Edouard Manet, Le Fifre |
C’est un beau soir d’été. Le jeune tapin
joue de la flûte sur le chemin. Il semble un peu éméché, il danse, trébuche
plus qu’il ne marche et je reconnais son costume d’arlequin usé et ses cheveux
roux en bataille. Ses lèvres se tordent en un vague sourire à mon approche et
je vois que son maquillage a un peu bavé.

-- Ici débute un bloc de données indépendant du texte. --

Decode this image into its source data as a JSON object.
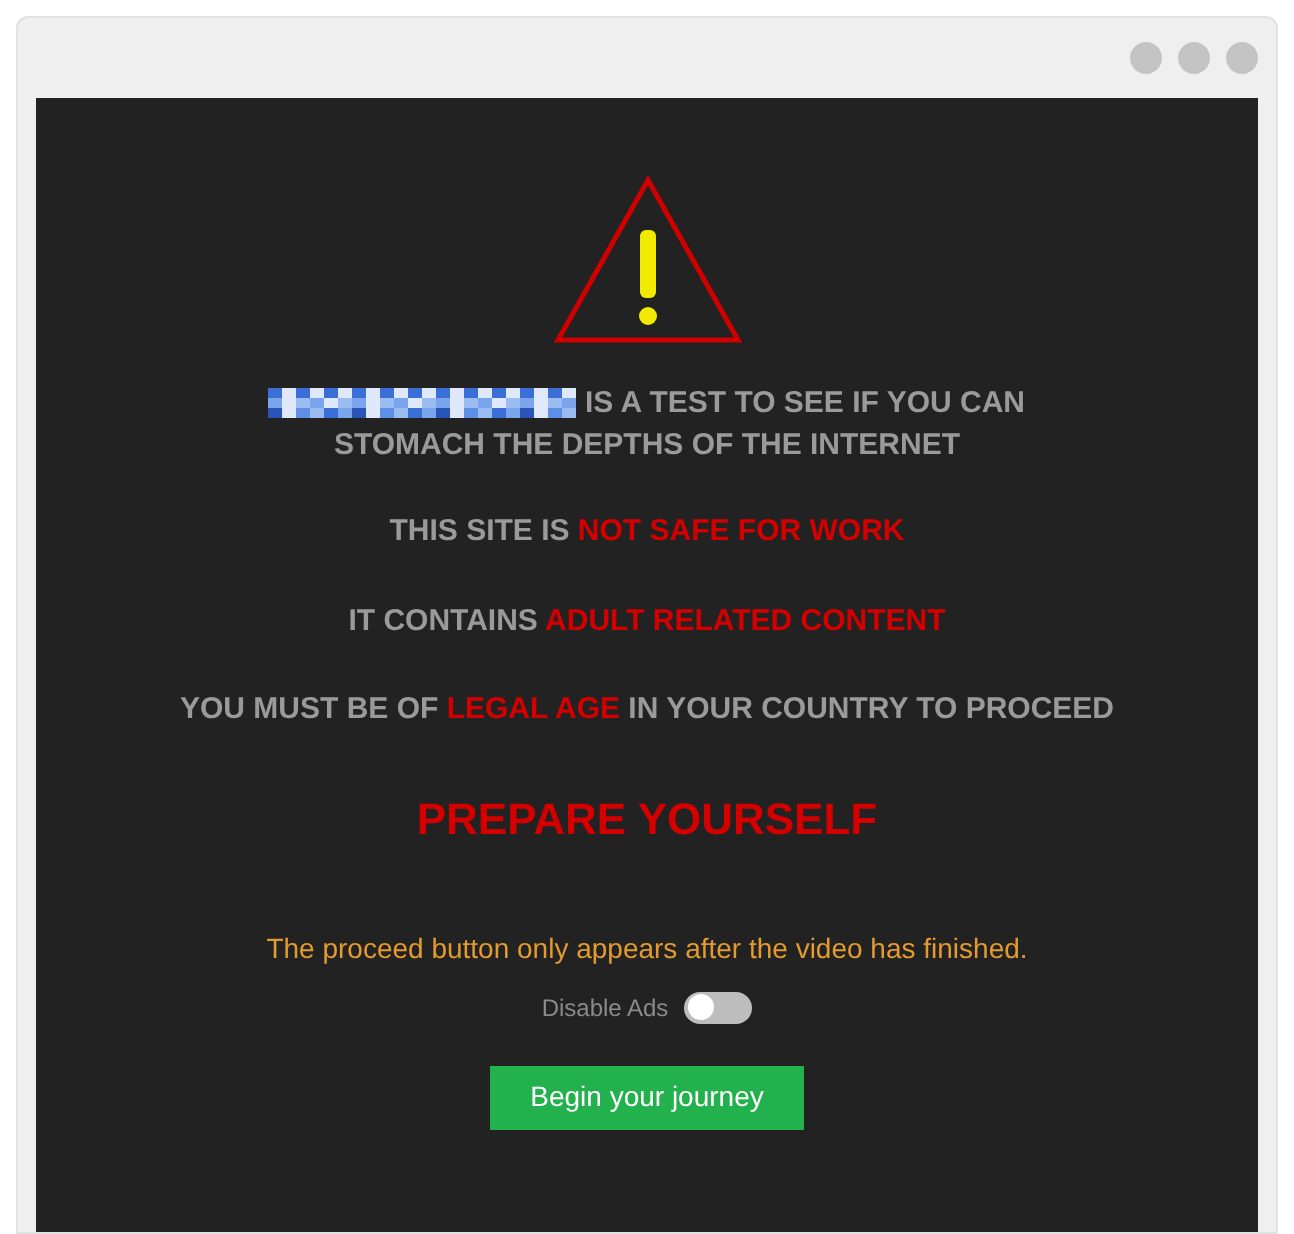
{
  "warning": {
    "intro": [
      "IS A TEST TO SEE IF YOU CAN",
      "STOMACH THE DEPTHS OF THE INTERNET"
    ],
    "lines": [
      {
        "parts": [
          {
            "text": "THIS SITE IS ",
            "highlight": false
          },
          {
            "text": "NOT SAFE FOR WORK",
            "highlight": true
          }
        ]
      },
      {
        "parts": [
          {
            "text": "IT CONTAINS ",
            "highlight": false
          },
          {
            "text": "ADULT RELATED CONTENT",
            "highlight": true
          }
        ]
      },
      {
        "parts": [
          {
            "text": "YOU MUST BE OF ",
            "highlight": false
          },
          {
            "text": "LEGAL AGE",
            "highlight": true
          },
          {
            "text": " IN YOUR COUNTRY TO PROCEED",
            "highlight": false
          }
        ]
      }
    ],
    "headline": "PREPARE YOURSELF"
  },
  "notice": "The proceed button only appears after the video has finished.",
  "toggle": {
    "label": "Disable Ads",
    "on": false
  },
  "button": "Begin your journey"
}
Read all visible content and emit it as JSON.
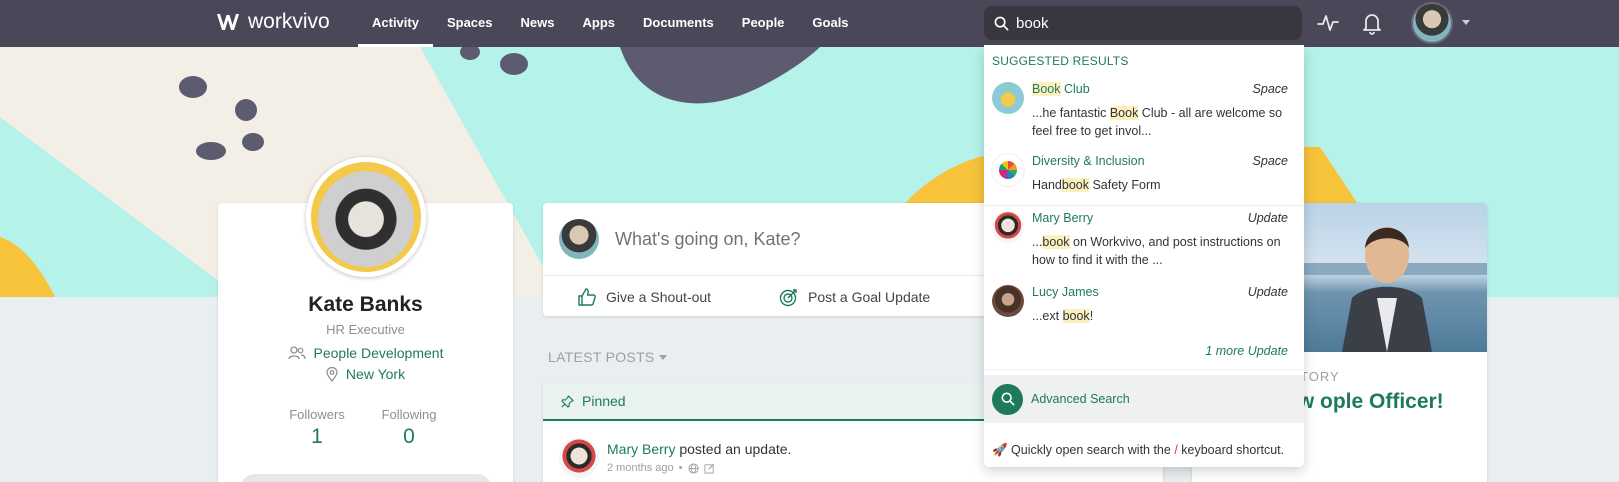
{
  "app": {
    "logo_text": "workvivo"
  },
  "nav": {
    "items": [
      {
        "label": "Activity",
        "active": true
      },
      {
        "label": "Spaces"
      },
      {
        "label": "News"
      },
      {
        "label": "Apps"
      },
      {
        "label": "Documents"
      },
      {
        "label": "People"
      },
      {
        "label": "Goals"
      }
    ]
  },
  "search": {
    "value": "book",
    "icon": "search-icon"
  },
  "top_icons": [
    "activity-pulse-icon",
    "bell-icon",
    "user-avatar",
    "chevron-down-icon"
  ],
  "search_dropdown": {
    "heading": "SUGGESTED RESULTS",
    "results": [
      {
        "title_hl": "Book",
        "title_rest": " Club",
        "type": "Space",
        "snippet_parts": [
          "...he fantastic ",
          "Book",
          " Club - all are welcome so feel free to get invol..."
        ]
      },
      {
        "title_hl": "",
        "title_rest": "Diversity & Inclusion",
        "type": "Space",
        "snippet_parts": [
          "Hand",
          "book",
          " Safety Form"
        ]
      },
      {
        "title_hl": "",
        "title_rest": "Mary Berry",
        "type": "Update",
        "snippet_parts": [
          "...",
          "book",
          " on Workvivo, and post instructions on how to find it with the ..."
        ]
      },
      {
        "title_hl": "",
        "title_rest": "Lucy James",
        "type": "Update",
        "snippet_parts": [
          "...ext ",
          "book",
          "!"
        ]
      }
    ],
    "more_link": "1 more Update",
    "advanced_search": "Advanced Search",
    "shortcut_prefix": "🚀 Quickly open search with the ",
    "shortcut_key": "/",
    "shortcut_suffix": " keyboard shortcut."
  },
  "profile": {
    "name": "Kate Banks",
    "title": "HR Executive",
    "department": "People Development",
    "location": "New York",
    "followers_label": "Followers",
    "followers_value": "1",
    "following_label": "Following",
    "following_value": "0"
  },
  "composer": {
    "placeholder": "What's going on, Kate?",
    "shoutout_label": "Give a Shout-out",
    "goal_label": "Post a Goal Update"
  },
  "feed": {
    "latest_posts_label": "LATEST POSTS",
    "pinned_label": "Pinned",
    "post": {
      "author": "Mary Berry",
      "action": " posted an update.",
      "time": "2 months ago",
      "separator": "•"
    }
  },
  "story": {
    "kicker": "TORY",
    "title": "to our new ople Officer!"
  },
  "colors": {
    "brand_green": "#1f7a5c",
    "topbar": "#4a4858",
    "banner_teal": "#b5f2ea",
    "highlight": "#fdf0bf"
  }
}
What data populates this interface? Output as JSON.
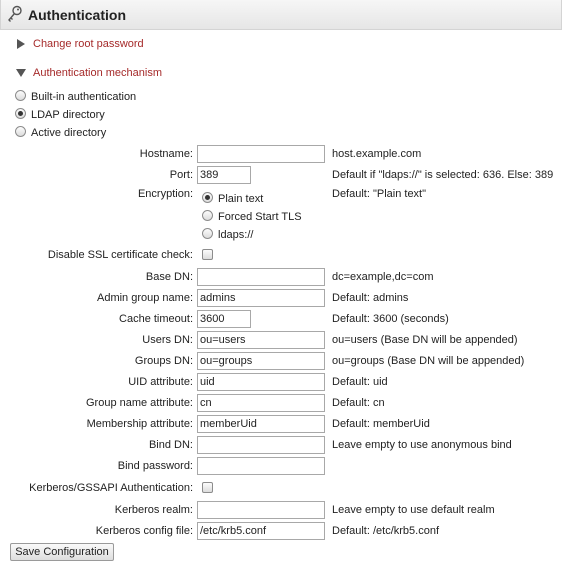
{
  "header": {
    "title": "Authentication",
    "icon": "key-icon"
  },
  "sections": {
    "root_password": {
      "label": "Change root password",
      "state": "collapsed"
    },
    "auth_mechanism": {
      "label": "Authentication mechanism",
      "state": "expanded"
    }
  },
  "mechanism": {
    "options": [
      "Built-in authentication",
      "LDAP directory",
      "Active directory"
    ],
    "selected": "LDAP directory"
  },
  "fields": {
    "hostname": {
      "label": "Hostname:",
      "value": "",
      "hint": "host.example.com"
    },
    "port": {
      "label": "Port:",
      "value": "389",
      "hint": "Default if \"ldaps://\" is selected: 636. Else: 389"
    },
    "encryption": {
      "label": "Encryption:",
      "options": [
        "Plain text",
        "Forced Start TLS",
        "ldaps://"
      ],
      "selected": "Plain text",
      "hint": "Default: \"Plain text\""
    },
    "ssl_check": {
      "label": "Disable SSL certificate check:",
      "checked": false
    },
    "base_dn": {
      "label": "Base DN:",
      "value": "",
      "hint": "dc=example,dc=com"
    },
    "admin_group": {
      "label": "Admin group name:",
      "value": "admins",
      "hint": "Default: admins"
    },
    "cache_timeout": {
      "label": "Cache timeout:",
      "value": "3600",
      "hint": "Default: 3600 (seconds)"
    },
    "users_dn": {
      "label": "Users DN:",
      "value": "ou=users",
      "hint": "ou=users (Base DN will be appended)"
    },
    "groups_dn": {
      "label": "Groups DN:",
      "value": "ou=groups",
      "hint": "ou=groups (Base DN will be appended)"
    },
    "uid_attr": {
      "label": "UID attribute:",
      "value": "uid",
      "hint": "Default: uid"
    },
    "group_name_attr": {
      "label": "Group name attribute:",
      "value": "cn",
      "hint": "Default: cn"
    },
    "membership_attr": {
      "label": "Membership attribute:",
      "value": "memberUid",
      "hint": "Default: memberUid"
    },
    "bind_dn": {
      "label": "Bind DN:",
      "value": "",
      "hint": "Leave empty to use anonymous bind"
    },
    "bind_password": {
      "label": "Bind password:",
      "value": ""
    },
    "kerberos_auth": {
      "label": "Kerberos/GSSAPI Authentication:",
      "checked": false
    },
    "kerberos_realm": {
      "label": "Kerberos realm:",
      "value": "",
      "hint": "Leave empty to use default realm"
    },
    "kerberos_config": {
      "label": "Kerberos config file:",
      "value": "/etc/krb5.conf",
      "hint": "Default: /etc/krb5.conf"
    }
  },
  "actions": {
    "save_label": "Save Configuration"
  }
}
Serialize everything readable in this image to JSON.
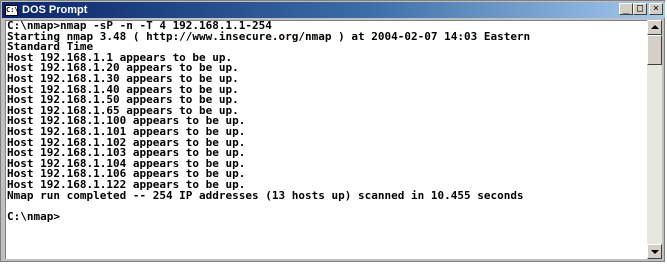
{
  "window": {
    "title": "DOS Prompt",
    "icon": "cmd-icon",
    "icon_glyph": "C:\\",
    "buttons": {
      "minimize": "_",
      "maximize": "□",
      "close": "×"
    }
  },
  "console": {
    "lines": [
      "C:\\nmap>nmap -sP -n -T 4 192.168.1.1-254",
      "Starting nmap 3.48 ( http://www.insecure.org/nmap ) at 2004-02-07 14:03 Eastern",
      "Standard Time",
      "Host 192.168.1.1 appears to be up.",
      "Host 192.168.1.20 appears to be up.",
      "Host 192.168.1.30 appears to be up.",
      "Host 192.168.1.40 appears to be up.",
      "Host 192.168.1.50 appears to be up.",
      "Host 192.168.1.65 appears to be up.",
      "Host 192.168.1.100 appears to be up.",
      "Host 192.168.1.101 appears to be up.",
      "Host 192.168.1.102 appears to be up.",
      "Host 192.168.1.103 appears to be up.",
      "Host 192.168.1.104 appears to be up.",
      "Host 192.168.1.106 appears to be up.",
      "Host 192.168.1.122 appears to be up.",
      "Nmap run completed -- 254 IP addresses (13 hosts up) scanned in 10.455 seconds",
      "",
      "C:\\nmap>"
    ]
  }
}
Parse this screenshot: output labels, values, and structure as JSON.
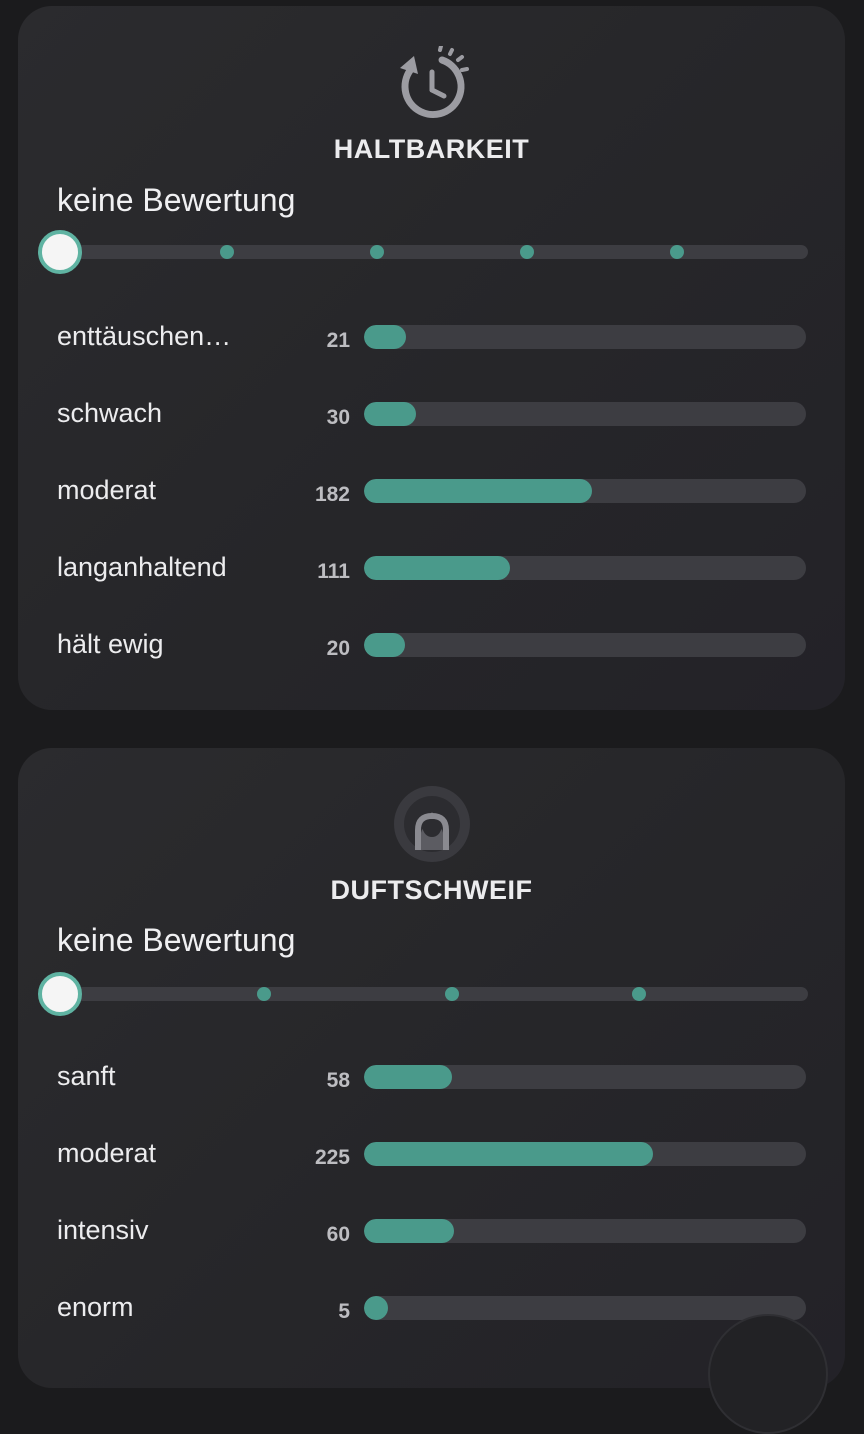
{
  "sections": [
    {
      "title": "HALTBARKEIT",
      "icon": "clock-history-icon",
      "rating_label": "keine Bewertung",
      "slider_steps": 6,
      "slider_value": 0,
      "max_count": 182,
      "rows": [
        {
          "label": "enttäuschen…",
          "count": "21",
          "value": 21
        },
        {
          "label": "schwach",
          "count": "30",
          "value": 30
        },
        {
          "label": "moderat",
          "count": "182",
          "value": 182
        },
        {
          "label": "langanhaltend",
          "count": "111",
          "value": 111
        },
        {
          "label": "hält ewig",
          "count": "20",
          "value": 20
        }
      ]
    },
    {
      "title": "DUFTSCHWEIF",
      "icon": "sillage-person-icon",
      "rating_label": "keine Bewertung",
      "slider_steps": 5,
      "slider_value": 0,
      "max_count": 225,
      "rows": [
        {
          "label": "sanft",
          "count": "58",
          "value": 58
        },
        {
          "label": "moderat",
          "count": "225",
          "value": 225
        },
        {
          "label": "intensiv",
          "count": "60",
          "value": 60
        },
        {
          "label": "enorm",
          "count": "5",
          "value": 5
        }
      ]
    }
  ],
  "colors": {
    "accent": "#4a9a8b",
    "track": "#3d3d42",
    "card": "#2a2a2d",
    "background": "#1b1b1d"
  }
}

Tout autour, de derrière un arbre, du
cœur des broussailles, surgissent des yeux lubriques, des regards intéressés et
comme dans un théâtre grotesque, des mains s’activent, des mains s’agitent…
Enfin de la poche de mon pantalon à pinces, je sors un billet froissé et il
m’indique d’un mouvement d’épaule l’endroit habituel : sous le pont,
contre un mur, parmi les bris de verre, dans une âcre odeur d’urine, érotisme
de pissotière. Je lui dis que je préfère aller un peu plus loin, dans l’herbe
et les roseaux. Sans s’en étonner, il tente une courte plaisanterie sur la
nature et les goûts et tourne les talons. Je le suis et lui suggère que mon unique
désir est de rompre nos habitudes. Il rit à cette allusion plus concrète. Puis il
se remet à jouer de la flûte, il danse, chancelle plus qu’il ne marche sur le
chemin…
Le texte a été écrit en 2014 et revu en décembre 2015. Frédéric Perrot.